By default, the IDE uses smart (lazy) loading of design-time packages installed in the IDE. When the IDE starts, the IDE does not immediately load all installed packages. Initially, only the installed packages components which are explicitly used in the project group are loaded by the IDE. Packages that are not loaded, can be automatically loaded on demand. For example, when the programmer drags a component from the Tool Palette into the Form Designer, then the package in which this component is registered is loaded into the IDE. Smart loading is used to decrease the IDE opening time and used memory.

In some situations you need to disable smart loading of installed components. For example, in FireMonkey framework a custom component can define a new style. You can install in the IDE the design-time package registering this custom component. When you run the IDE loading a project that does not use any registered component from this package, the IDE, by default, uses smart loading of components. Therefore, the custom components from this package are not loaded into the memory.
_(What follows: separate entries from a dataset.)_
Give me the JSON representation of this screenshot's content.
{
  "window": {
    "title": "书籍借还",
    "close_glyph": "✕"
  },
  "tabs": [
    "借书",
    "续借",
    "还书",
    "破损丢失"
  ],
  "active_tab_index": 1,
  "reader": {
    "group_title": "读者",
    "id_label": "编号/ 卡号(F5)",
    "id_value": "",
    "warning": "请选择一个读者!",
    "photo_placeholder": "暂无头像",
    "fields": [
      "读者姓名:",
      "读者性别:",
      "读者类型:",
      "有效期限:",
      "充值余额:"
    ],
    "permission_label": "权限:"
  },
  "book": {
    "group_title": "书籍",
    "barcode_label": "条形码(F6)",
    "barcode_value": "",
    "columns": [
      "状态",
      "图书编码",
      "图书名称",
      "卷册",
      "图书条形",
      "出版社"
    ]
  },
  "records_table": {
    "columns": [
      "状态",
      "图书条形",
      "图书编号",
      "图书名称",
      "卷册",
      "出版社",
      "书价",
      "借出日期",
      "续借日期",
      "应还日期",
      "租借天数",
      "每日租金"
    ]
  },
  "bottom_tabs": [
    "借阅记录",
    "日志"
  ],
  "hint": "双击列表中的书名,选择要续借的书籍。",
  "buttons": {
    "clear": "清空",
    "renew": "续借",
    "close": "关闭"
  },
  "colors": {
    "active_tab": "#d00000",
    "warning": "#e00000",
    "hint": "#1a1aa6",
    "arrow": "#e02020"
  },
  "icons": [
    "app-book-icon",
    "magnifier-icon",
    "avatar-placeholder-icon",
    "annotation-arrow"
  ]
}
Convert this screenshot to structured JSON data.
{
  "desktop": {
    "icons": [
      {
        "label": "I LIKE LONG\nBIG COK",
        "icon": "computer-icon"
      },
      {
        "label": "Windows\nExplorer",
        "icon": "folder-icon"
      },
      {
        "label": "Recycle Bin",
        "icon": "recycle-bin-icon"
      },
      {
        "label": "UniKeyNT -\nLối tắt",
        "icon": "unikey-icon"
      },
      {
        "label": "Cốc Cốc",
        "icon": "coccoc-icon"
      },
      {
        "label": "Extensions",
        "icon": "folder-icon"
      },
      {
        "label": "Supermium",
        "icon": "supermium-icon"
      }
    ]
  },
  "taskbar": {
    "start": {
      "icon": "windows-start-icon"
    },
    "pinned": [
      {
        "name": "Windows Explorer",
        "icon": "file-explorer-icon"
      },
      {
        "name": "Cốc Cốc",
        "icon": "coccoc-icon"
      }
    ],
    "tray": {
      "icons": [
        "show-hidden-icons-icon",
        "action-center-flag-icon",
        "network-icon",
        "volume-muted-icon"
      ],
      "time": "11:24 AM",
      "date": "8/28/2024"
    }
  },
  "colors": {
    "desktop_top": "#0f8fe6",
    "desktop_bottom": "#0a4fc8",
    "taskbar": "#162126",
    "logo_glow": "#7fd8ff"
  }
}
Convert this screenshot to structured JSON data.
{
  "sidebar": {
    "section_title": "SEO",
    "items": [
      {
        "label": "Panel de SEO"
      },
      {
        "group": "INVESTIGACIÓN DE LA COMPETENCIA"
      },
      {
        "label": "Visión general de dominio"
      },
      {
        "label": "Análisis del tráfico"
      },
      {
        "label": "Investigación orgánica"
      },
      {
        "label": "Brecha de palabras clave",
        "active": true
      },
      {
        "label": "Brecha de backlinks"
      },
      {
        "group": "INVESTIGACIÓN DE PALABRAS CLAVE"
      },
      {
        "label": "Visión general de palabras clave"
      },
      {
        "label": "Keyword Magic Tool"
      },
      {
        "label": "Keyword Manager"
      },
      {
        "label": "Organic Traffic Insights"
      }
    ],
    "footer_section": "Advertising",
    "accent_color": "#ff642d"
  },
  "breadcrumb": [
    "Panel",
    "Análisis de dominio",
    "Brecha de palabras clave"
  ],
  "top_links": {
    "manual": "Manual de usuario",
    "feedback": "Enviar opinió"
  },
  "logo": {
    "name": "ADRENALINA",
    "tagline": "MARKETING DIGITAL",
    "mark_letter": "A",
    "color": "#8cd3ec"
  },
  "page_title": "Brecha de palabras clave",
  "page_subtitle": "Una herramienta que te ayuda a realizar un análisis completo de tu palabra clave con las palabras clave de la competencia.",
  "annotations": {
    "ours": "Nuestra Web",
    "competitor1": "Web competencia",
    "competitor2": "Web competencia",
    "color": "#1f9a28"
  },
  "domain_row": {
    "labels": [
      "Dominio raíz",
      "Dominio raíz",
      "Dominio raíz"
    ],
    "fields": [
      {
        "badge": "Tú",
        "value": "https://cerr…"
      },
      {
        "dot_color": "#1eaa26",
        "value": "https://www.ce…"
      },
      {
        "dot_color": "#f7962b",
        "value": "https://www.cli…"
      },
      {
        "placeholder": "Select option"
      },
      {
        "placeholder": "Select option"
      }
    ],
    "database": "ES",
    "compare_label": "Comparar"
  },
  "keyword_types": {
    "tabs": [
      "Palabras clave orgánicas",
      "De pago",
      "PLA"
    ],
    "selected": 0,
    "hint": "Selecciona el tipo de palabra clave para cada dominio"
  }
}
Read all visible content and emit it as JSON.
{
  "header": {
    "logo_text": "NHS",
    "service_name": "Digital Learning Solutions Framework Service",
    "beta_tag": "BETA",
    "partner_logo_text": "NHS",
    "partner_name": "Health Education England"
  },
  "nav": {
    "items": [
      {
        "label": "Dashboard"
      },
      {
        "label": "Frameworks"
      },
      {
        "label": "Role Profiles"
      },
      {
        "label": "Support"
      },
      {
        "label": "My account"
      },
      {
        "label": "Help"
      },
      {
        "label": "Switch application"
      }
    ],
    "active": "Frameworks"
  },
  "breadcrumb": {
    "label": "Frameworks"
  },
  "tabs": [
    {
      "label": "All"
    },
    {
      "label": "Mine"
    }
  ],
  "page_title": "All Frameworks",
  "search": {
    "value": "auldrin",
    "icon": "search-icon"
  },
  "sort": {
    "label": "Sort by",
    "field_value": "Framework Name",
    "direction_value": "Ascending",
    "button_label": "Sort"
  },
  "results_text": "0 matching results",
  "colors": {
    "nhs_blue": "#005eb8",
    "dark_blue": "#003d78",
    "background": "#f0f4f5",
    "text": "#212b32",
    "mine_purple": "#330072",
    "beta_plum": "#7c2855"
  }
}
As result, the IDE does not know the styles defined by these components. Styles are referenced in style books explicitly using the StyleName strings. Therefore, usage of some StyleName defined for the custom component does not enforce the IDE to load this custom component if it is not used in a loaded project. Opening such a project generates then an error like this one:

Error reading <StyleBook1.ResourcesBin>: Class <ComponentClass> not found. 
Ignore the error and continue?
NOTE: Ignoring the error may cause components to be deleted or property
values to be lost.   

If you ignore this error message, the referenced style is not known to the project. If you build such a project and run the obtained application, the application can generate a run-time error if it tries to access this style.

For such custom components you need to explicitly disable smart loading of a package in which these components are registered.

To disable smart loading of components registered in a package call

ForceDemandLoadState(dlDisable)

during the implementation of the Register procedure of a package if the loading state of that package needs to be set explicitly.